Are you a fan of Dark Shadows? No, not the Johnny Depp disaster from a few years back, but the original ABC soap opera from the early ‘70s. Dan Curtis’s desire to bring horror to the masses via reconfiguring the classic Gothic romance may have made for a questionable daily serial, but it did succeed in finding a new and unique way of reinvigorating a moldy genre standard. The same thing can be said for king geek Guillermo Del Toro’s latest, Crimson Peak. More sumptuous than scary but boasting a brilliant cast, Curtis would be proud. So would the heroes at Hammer, and any other purveyor of paranormal passion from the past.
Yes, the plot is predictable, especially for anyone who’s a fan of this kind of movie. And if you are a fan of Del Toro, you can also anticipate many of his standard cinematic moves (the fairytale story structure, the unsettled spirit, the allusions to bigger picture ideas). But instead of delivering an experience in terror, the filmmaker finds a happy medium between several types. The result is a standout in his canon, an attempt to take his game to a whole new level that succeeds smashingly.
When Edith Cushing was young, tragedy struck.
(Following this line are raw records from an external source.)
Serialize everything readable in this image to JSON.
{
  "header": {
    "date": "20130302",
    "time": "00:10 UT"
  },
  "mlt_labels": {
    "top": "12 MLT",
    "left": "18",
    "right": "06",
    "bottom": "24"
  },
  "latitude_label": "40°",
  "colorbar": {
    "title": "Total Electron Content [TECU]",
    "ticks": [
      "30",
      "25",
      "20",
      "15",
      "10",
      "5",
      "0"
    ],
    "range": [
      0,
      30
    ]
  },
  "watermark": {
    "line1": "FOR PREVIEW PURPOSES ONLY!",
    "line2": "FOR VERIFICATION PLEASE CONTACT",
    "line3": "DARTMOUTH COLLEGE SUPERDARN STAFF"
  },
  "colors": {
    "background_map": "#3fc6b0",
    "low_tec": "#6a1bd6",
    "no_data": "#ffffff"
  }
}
Since then, the now adult (Mia Wasikowska) has been obsessed with the paranormal, and more specifically writing about it. While fending off the friendly advances of Dr. Alan McMichael (Charlie Hunnam), she becomes taken with a British dandy named Sir Thomas Sharpe (Tom Hiddleston) who sweeps her away to his English manor. Known for the blood red clay that frequently seeps to the surface, the property also houses a bunch of secrets and the equally mysterious Lady Lucille Sharpe (Jessica Chastain), Thomas’ sister. It’s not long before Crimson Peak’s haunted past comes to take its terror out on Edith, threatening her marriage, and her life.
If mood in movies could earn an Oscar, Crimson Peak’s atmosphere would earn a whole entire crumbling estate’s worth of prizes. From the production design to the costuming, this film gives new meaning to the terms “lush” and “baroque.” Del Toro is nothing if not a stickler for detail and this movie feels lived in, not just looked over. Every inch of the Sharpe home is a study in artistic aspiration. You can almost smell the mildew, the damp digging deep into your skin. That the movie provides limited fear doesn’t defeat the greatness in other areas where it manages to succeed.
In fact, selling this film as anything other than a Victorian bodice-ripper with terror undertones is unfair to both the actors and their guide. Everyone does sensational work here, so if you go in expecting something that will keep you up at night, you’ll be sadly mistaken. Del Toro cribs from himself a bit, the main ghost looking “scarily” similar to the spirit in the movie he helped produce, Mama, but the rest of the frights quickly undermine such familiarity. Instead, the fear finds an anchor in the folklore like plot. This is first and foremost a (doomed) love story. The ghost parts are just subtext.
There are bound to be those disappointed in what Del Toro is doing. They are more interested in gore and blood than subtlety and storytelling. Again, there is nothing new about what Crimson Peak wants to accomplish. Older members of the demo will get it right away. As for a new generation, raised on J-Horror, torture porn, and PG-13 remakes of classic fright films (and all the variables in between), this will either be a revelation or another reason to give up on the Mexican madman all together. Actually, it’s worthy of rejoicing. While overly familiar, Crimson Peak is still one fascinating creep show.